Image Map

DİSK Genel Başkanı Kani Beko'nun Genç-Sen panelinde yaptığı konuşma

DİSK Genel Başkanı Kani Beko’nun, Öğrenci Gençlik Sendikası GENÇ-SEN’in düzenlediği “Gençlik Yeni Türkiye’yi Tartışıyor” paneller dizisi kapsamında 17 Aralık’ta Ankara Ünivesitesi Siyasal Bilgiler Fakültesi’nde yaptığı “Yeni Türkiye ve İşçi Sınıfı” başlıklı konuşma

gencsen3

17 Aralık 2014/152

 

DİSK Genel Başkanı Kani Beko’nun, Öğrenci Gençlik Sendikası GENÇ-SEN’in düzenlediği “Gençlik Yeni Türkiye’yi Tartışıyor” paneller dizisinde yaptığı konuşma:

“YENİ TÜRKİYE” ve İŞÇİ SINIFI

Sevgili gençler,

Söyleşimizi izlemeye gelen değerli konuklar,

“Asla yalnız yürümeyeceksin!” şiarıyla, işçi sınıfının yanında yola koyulan, üniversitelerin demokratikleşmesi mücadelesinde canla başla çalışan GENÇ-SEN’li mücadele arkadaşlarım.

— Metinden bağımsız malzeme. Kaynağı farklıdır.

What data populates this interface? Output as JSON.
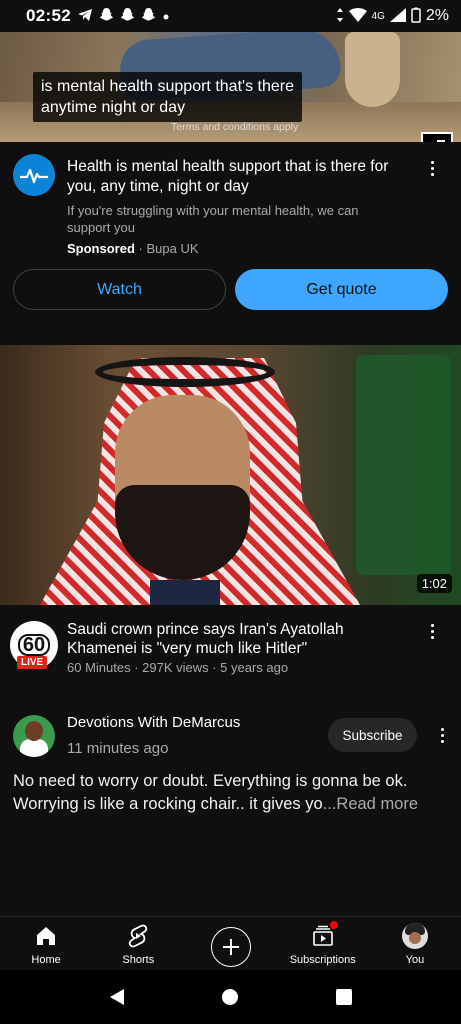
{
  "status_bar": {
    "time": "02:52",
    "network": "4G",
    "battery": "2%",
    "left_icons": [
      "telegram-icon",
      "snapchat-icon",
      "snapchat-icon",
      "snapchat-icon",
      "dot-icon"
    ],
    "right_icons": [
      "data-arrows-icon",
      "wifi-icon",
      "signal-icon",
      "battery-icon"
    ]
  },
  "ad": {
    "caption_line1": "is mental health support that's there",
    "caption_line2": "anytime night or day",
    "terms": "Terms and conditions apply",
    "title": "Health is mental health support that is there for you, any time, night or day",
    "description": "If you're struggling with your mental health, we can support you",
    "sponsored_label": "Sponsored",
    "separator": " · ",
    "advertiser": "Bupa UK",
    "watch_label": "Watch",
    "quote_label": "Get quote"
  },
  "video": {
    "duration": "1:02",
    "title": "Saudi crown prince says Iran's Ayatollah Khamenei is \"very much like Hitler\"",
    "meta": "60 Minutes · 297K views · 5 years ago",
    "channel_logo_text": "60",
    "live_label": "LIVE"
  },
  "post": {
    "channel": "Devotions With DeMarcus",
    "time": "11 minutes ago",
    "subscribe_label": "Subscribe",
    "text": "No need to worry or doubt. Everything is gonna be ok. Worrying is like a rocking chair.. it gives yo",
    "read_more": "...Read more"
  },
  "bottom_nav": {
    "items": [
      {
        "label": "Home",
        "icon": "home-icon"
      },
      {
        "label": "Shorts",
        "icon": "shorts-icon"
      },
      {
        "label": "",
        "icon": "create-icon"
      },
      {
        "label": "Subscriptions",
        "icon": "subscriptions-icon"
      },
      {
        "label": "You",
        "icon": "avatar"
      }
    ]
  },
  "colors": {
    "background": "#0f0f0f",
    "accent_blue": "#3ea6ff",
    "live_red": "#e62117",
    "secondary_text": "#aaaaaa"
  }
}
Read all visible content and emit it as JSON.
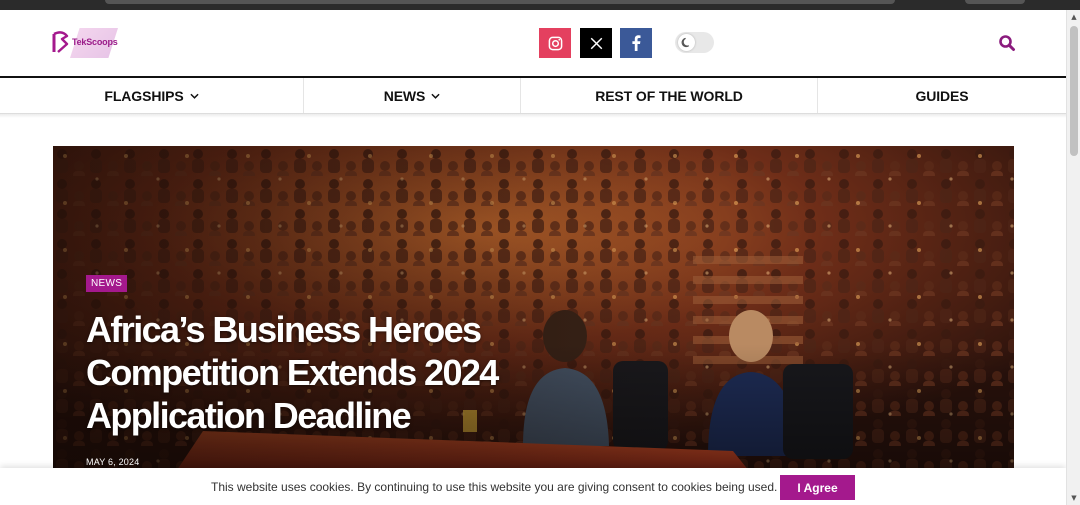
{
  "site": {
    "logo_text": "TekScoops",
    "brand_color": "#a4198d"
  },
  "header": {
    "social": [
      {
        "name": "instagram",
        "icon": "instagram-icon",
        "color": "#e4405f"
      },
      {
        "name": "x",
        "icon": "x-icon",
        "color": "#000000"
      },
      {
        "name": "facebook",
        "icon": "facebook-icon",
        "color": "#3b5998"
      }
    ],
    "theme_toggle_icon": "moon-icon",
    "search_icon": "search-icon"
  },
  "nav": {
    "items": [
      {
        "label": "FLAGSHIPS",
        "has_dropdown": true
      },
      {
        "label": "NEWS",
        "has_dropdown": true
      },
      {
        "label": "REST OF THE WORLD",
        "has_dropdown": false
      },
      {
        "label": "GUIDES",
        "has_dropdown": false
      }
    ]
  },
  "hero": {
    "category": "NEWS",
    "title": "Africa’s Business Heroes Competition Extends 2024 Application Deadline",
    "date": "MAY 6, 2024"
  },
  "cookie": {
    "message": "This website uses cookies. By continuing to use this website you are giving consent to cookies being used.",
    "button_label": "I Agree"
  }
}
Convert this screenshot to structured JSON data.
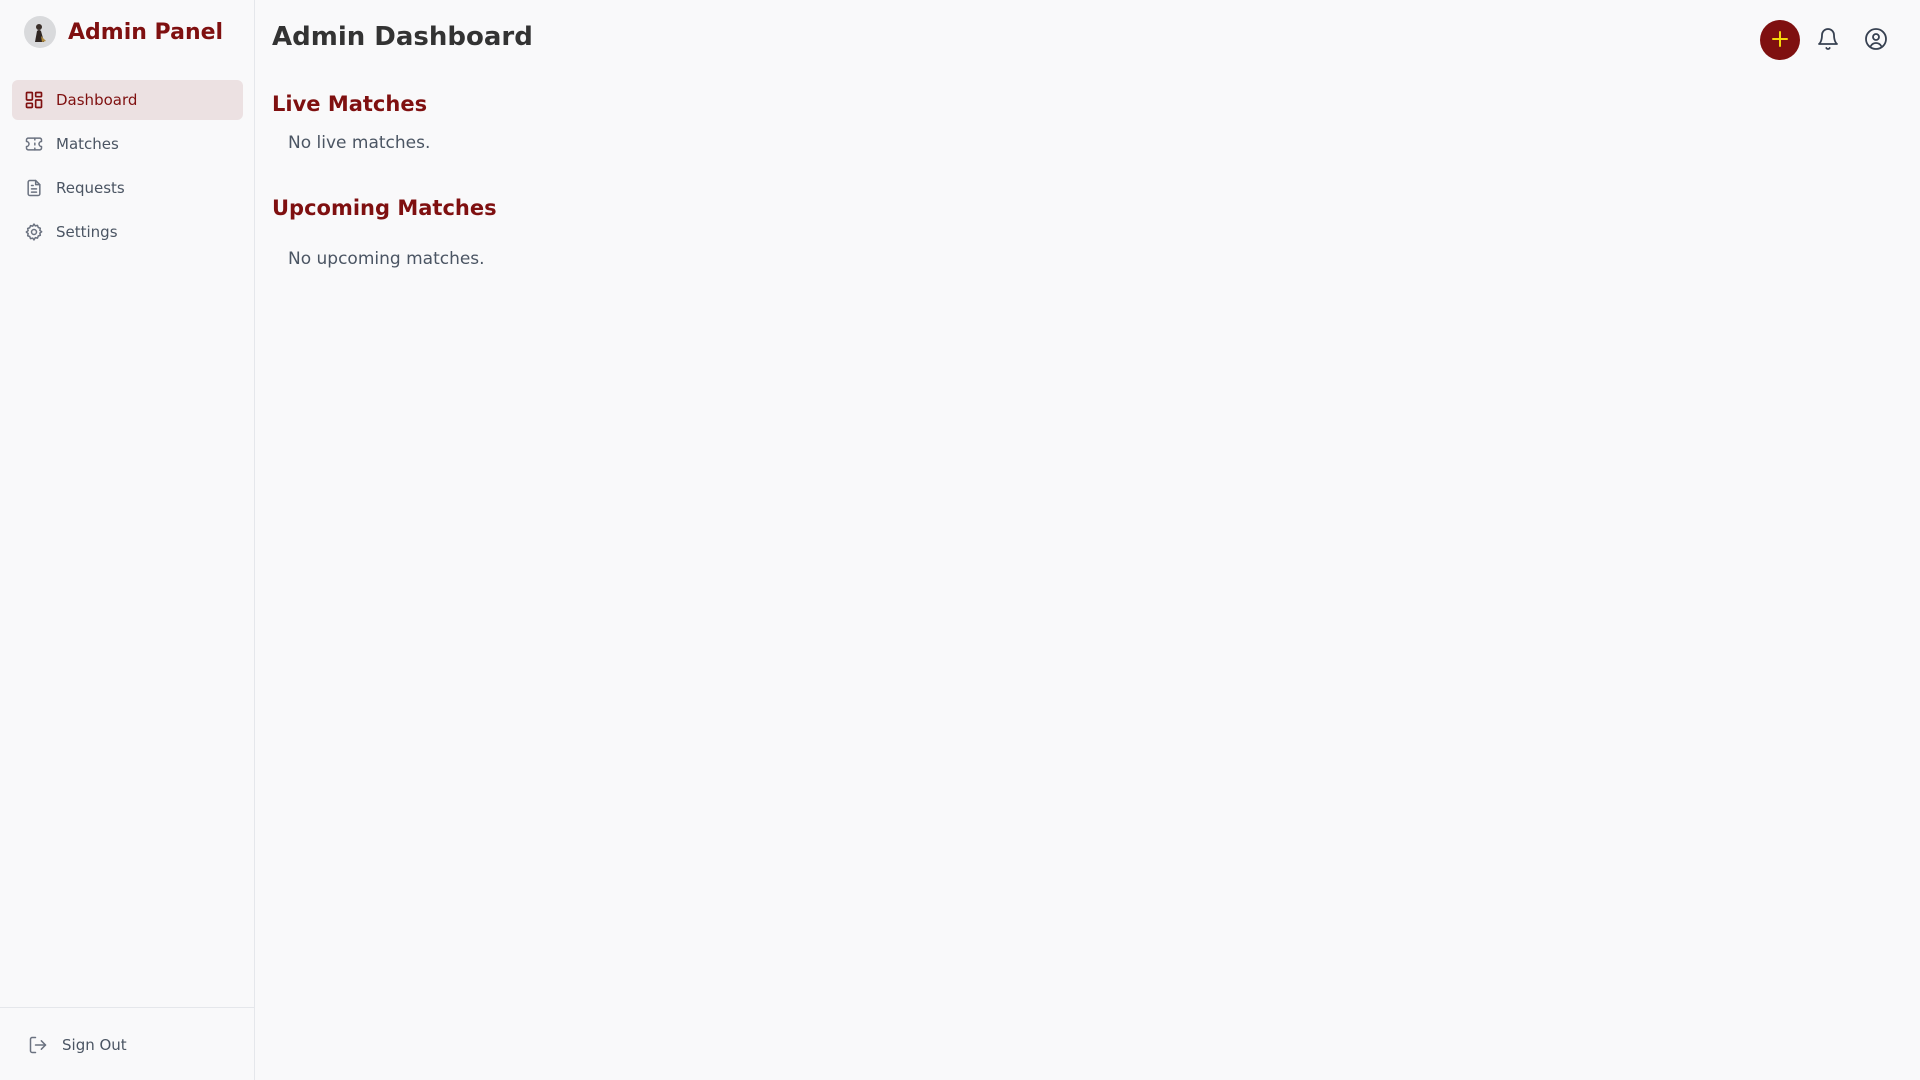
{
  "sidebar": {
    "brand": {
      "title": "Admin Panel",
      "logo_icon": "avatar-logo-icon"
    },
    "nav": [
      {
        "label": "Dashboard",
        "icon": "grid-icon",
        "active": true
      },
      {
        "label": "Matches",
        "icon": "ticket-icon",
        "active": false
      },
      {
        "label": "Requests",
        "icon": "document-icon",
        "active": false
      },
      {
        "label": "Settings",
        "icon": "gear-icon",
        "active": false
      }
    ],
    "signout": {
      "label": "Sign Out",
      "icon": "logout-icon"
    }
  },
  "header": {
    "title": "Admin Dashboard",
    "actions": {
      "add_icon": "plus-icon",
      "notifications_icon": "bell-icon",
      "profile_icon": "user-circle-icon"
    }
  },
  "sections": {
    "live": {
      "title": "Live Matches",
      "empty_text": "No live matches."
    },
    "upcoming": {
      "title": "Upcoming Matches",
      "empty_text": "No upcoming matches."
    }
  },
  "colors": {
    "accent": "#7f1010",
    "active_nav_bg": "#ece1e2",
    "fab_icon": "#f5d90a",
    "background": "#f9f9fa"
  }
}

Hepinizi, Türkiye Devrimci İşçi Sendikaları Konfederasyonu DİSK adına selamlıyor, DİSK’li işçilerin tüm sıcaklığıyla kucaklıyorum.

Sevgili Gençler, Sevgili Mücadele Arkadaşlarım,

Çocukluğumuz boyunca büyüklerimizden dinlediğimiz masalları bizim kuşak hiç unutmadı, eminim ki sizler de unutmamışsınızdır. Üvey annesinin zulmünden kurtulan Külkedisi de, üç başlı devlere karşı zekasıyla savaşan Keloğlan da ve hemen hepsi de “Bir varmış, bir yokmuş” diye başlardı.

Masalların sihirli dünyasını çok gerilerde bırakıp gerçek dünyada ekmek kavgasına başladığımızda da gördük ki, içinde yaşadığımız şu sistemde, emeğiyle geçinenlerin sahip olabildiği şeyler aslında “Bir varmış, bir yokmuş”tan ibaretmiş.. Büyüdük, ama masal dinlemeye devam ediyoruz!.. Şundan kesinlikle emin olun ki, kendi hikayemizi kendimiz yazmaya başlamadıkça, bizleri “sadaka düzeniyle” avutarak kasalarını dolduranların masallarını dinlemeye devam edeceğiz.

Kendi gerçek öykümüzü yazmanın ilk şartı da “unutmamak”tır arkadaşlar.

Bugün TV ekranlarından, renkli bulvar gazetelerinden sürekli anlatılan bu masallar yakın tarihte nasıl oluşturuldu? Elimizde az da olsa “var” olanların, devletin ve sermayenin sihirli değneğiyle nasıl azar azar “yok” edildiğini anımsamamızda fayda var. Çoğunuz hatırlarsınız, fazla uzun yıllar geçmedi üzerinden. Nispi de olsa birtakım sosyal haklarımız, iş güvencemiz, demokratik haklarımız vardı.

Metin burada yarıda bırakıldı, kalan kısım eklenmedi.